Benefits normally begin to be paid 30 days after the waiting period is over.

* Benefit period.

The longer the benefit period, the higher the premium. Some policies may cover you for a year, some for 10 years, some until you're 65 or 72, and some for your lifetime. Group plans, Mitchell says, usually provide benefits until age 65 unless the disability occurs after age 60. In that case, the benefit may continue past age 65. Leimbach says RCM&D; normally recommends people buy policies that pay until age 65, when pension and Social Security retirement benefits kick in.

But, remember, if you become permanently disabled at 45, your pension benefits will be much less if you don't get pension credits for the years you are disabled.
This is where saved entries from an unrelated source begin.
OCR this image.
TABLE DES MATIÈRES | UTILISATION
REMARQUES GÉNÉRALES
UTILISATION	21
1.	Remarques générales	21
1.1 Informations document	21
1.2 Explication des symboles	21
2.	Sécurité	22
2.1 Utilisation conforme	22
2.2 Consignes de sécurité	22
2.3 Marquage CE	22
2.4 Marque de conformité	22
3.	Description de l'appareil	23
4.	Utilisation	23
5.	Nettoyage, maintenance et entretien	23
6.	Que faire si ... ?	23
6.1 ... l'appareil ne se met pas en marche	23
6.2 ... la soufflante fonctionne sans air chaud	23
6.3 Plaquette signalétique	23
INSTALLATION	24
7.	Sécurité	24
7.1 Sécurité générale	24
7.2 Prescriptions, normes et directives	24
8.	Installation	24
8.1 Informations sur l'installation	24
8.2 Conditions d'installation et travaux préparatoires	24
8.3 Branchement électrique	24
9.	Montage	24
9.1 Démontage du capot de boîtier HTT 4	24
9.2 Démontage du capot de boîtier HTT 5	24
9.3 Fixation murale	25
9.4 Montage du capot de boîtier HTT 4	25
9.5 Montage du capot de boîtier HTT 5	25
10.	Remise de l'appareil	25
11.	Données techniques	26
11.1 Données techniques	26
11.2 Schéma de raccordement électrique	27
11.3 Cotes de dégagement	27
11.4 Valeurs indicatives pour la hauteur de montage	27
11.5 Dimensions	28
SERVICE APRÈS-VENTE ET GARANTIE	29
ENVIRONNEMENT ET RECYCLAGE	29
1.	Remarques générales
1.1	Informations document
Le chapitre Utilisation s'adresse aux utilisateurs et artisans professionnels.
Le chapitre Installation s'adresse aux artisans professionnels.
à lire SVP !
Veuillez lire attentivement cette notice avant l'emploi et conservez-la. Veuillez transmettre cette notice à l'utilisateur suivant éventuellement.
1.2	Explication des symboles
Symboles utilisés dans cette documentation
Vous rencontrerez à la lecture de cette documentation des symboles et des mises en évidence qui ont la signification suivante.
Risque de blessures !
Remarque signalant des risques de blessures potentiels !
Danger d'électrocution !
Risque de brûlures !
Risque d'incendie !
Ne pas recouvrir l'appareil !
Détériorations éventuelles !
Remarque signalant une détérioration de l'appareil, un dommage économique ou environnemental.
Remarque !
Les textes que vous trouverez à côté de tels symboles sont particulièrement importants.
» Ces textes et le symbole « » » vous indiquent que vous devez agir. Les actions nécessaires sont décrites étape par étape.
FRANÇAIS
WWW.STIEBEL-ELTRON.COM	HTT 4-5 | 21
Wagener says that if affordability is an issue it's more important to have more coverage up front and some lifetime benefit. That's because the chances are that you won't be permanently disabled. A person might want to hold an individual policy to cover the shorter term and depend on group coverage for catastrophic long-term protection, he says.

* Benefit amount.

"The rule of thumb is to replace 60 to 70 percent of income," says Leimbach. "Some executives have 75 to 80 percent."

In fact, says Wagener, many companies restrict you to 60 to 70 percent coverage, offset by any other benefits. Assuming you have paid the policy premium, 70 percent tax-free could come close to your former take-home pay.

Before you shop for an individual policy, you should figure out how much protection you will need. Tally up household expenses, rent, etc., and any other income, such as a spouse's salary. Consider any group policy or union benefits. You can check out what Social Security benefits would be.

But remember that these days it's very tough to get disability from Social Security. To qualify, you have to be unable to do any work, not just your own job. And the disability must be expected to last at least a year or to result in death. Assuming you do qualify, there is a five-month waiting period. The amount of your benefit depends on how much you have paid in. While the rules are complicated, the maximum for an individual is around $1,036, and around $1,554 for an individual with a family. The average is $587 for an individual and $1,022 for a family.

Group policies generally do not provide cost-of-living adjustments, or COLAs. Thus, if you are permanently disabled for a long period, inflation will chip away at the purchasing power of your benefit.

On some individual policies you can add an annual COLA benefifor an additional premium.

Other benefits also can be added for additional premiums.

Some newer policies, Leimbach says, will continue to make contributions to a disabled person's 401(k) or other retirement plan. Some may help with rehabilitation costs.

Leimbach offers these other recommendations:

* Look for a policy that waives the premium once you become disabled. Most do.

* Make sure the policy is guaranteed renewable. That means as long as you continue to pay the premiums, you remain insured regardless of your health.

* Check out the insurance company's reputation. It needs to bfinancially sound; conceivably, you could draw disability benefits for many years.